Following the Sea People’s unsuccessful land and sea battles against Rameses III (r.c.1184-c.1153 BC) in his eighth year, the Philistines settled on the coast of southern Canaan. The first wave of settlement was in five cities known as the Pentapolis: three on or near the coast – Gaza, Ashkelon and Ashdod; and two, Gath and Ekron, in the Shephelah to the east.
While the Philistines were settling in the southern coastal plain, three other peoples were settling east of the Jordan: the Edomites in the south, the Moabites east of the Jordan, and the Ammonites at the edge of the Syrian desert.

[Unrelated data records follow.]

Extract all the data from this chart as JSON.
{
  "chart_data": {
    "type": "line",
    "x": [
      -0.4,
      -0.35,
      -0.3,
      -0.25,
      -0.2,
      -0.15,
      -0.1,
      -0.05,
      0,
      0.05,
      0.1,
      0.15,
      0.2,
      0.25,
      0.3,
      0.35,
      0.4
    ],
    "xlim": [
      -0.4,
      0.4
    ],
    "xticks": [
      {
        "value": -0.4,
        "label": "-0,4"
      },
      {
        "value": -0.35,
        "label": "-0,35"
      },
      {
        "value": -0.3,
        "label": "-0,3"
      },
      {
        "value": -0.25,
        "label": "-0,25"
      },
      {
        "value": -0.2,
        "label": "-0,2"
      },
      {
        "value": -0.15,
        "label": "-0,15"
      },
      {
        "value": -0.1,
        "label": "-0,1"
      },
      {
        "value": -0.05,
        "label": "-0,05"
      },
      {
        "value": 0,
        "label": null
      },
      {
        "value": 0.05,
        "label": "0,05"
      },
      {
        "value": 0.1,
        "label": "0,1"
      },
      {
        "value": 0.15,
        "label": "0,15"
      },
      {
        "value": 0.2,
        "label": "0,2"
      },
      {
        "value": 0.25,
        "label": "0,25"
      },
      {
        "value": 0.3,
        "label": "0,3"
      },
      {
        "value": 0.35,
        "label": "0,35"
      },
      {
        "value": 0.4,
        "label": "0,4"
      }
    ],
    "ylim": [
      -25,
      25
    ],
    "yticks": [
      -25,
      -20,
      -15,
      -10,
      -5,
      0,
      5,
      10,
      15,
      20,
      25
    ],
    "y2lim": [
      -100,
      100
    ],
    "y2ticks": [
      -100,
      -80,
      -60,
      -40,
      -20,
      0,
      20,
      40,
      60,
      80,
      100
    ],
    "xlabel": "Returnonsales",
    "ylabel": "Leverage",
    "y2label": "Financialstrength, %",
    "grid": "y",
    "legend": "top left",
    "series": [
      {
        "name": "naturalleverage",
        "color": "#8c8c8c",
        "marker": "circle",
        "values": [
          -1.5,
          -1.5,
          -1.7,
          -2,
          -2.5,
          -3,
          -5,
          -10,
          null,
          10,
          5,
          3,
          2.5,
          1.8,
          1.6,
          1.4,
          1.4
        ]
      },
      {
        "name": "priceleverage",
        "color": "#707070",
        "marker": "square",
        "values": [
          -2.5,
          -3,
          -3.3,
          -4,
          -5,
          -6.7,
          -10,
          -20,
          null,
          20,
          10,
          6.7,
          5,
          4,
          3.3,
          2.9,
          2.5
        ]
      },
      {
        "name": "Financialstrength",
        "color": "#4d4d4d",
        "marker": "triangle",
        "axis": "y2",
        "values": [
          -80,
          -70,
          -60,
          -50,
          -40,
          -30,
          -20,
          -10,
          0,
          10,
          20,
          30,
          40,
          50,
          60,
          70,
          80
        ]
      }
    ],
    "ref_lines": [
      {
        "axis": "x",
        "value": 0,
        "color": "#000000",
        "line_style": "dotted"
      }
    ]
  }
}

After the death of Rameses III, Egyptian power began to weaken and the Philistines pushed into surrounding areas. Sites to the north in the region of Yarmuk included Aphek, Tel Gerisa and Tell Qasile. The Philistines’ expansion brought them into conflict with the Israelites.
Joshua tells us that the Yarkon River was the boundary between the tribe of Dan and the Philistines. One of the Danite leaders (judges) was Samson, a charismatic hero about whom many stories are told in the Book of Judges. He managed to hold the Philistines at bay for twenty years but when he died his tribe fled to the north, to the sources of the Jordan River. There they captured the Canaanite town of Laish and settled it under their tribal name of Dan.
At the frontier fortress Aphek a Philistines army confronted Israelite tribes at nearby Ebenezer (c.1050 BC). The Israelites put their trust in a regular pitched battle and suffered total defeat. The Bible records that after this disaster the elders sent for the Ark of the Covenant (which housed the Ten Commandments on two stone tablets) to raise the spirits of the shattered troops. In the second phase of the battle, the Ark itself was captured by the enemy and taken to Ashdod, and a Philistine fortress was constructed at Gibeah (=Tell el-Ful), a key point of the tribal land of Benjamin.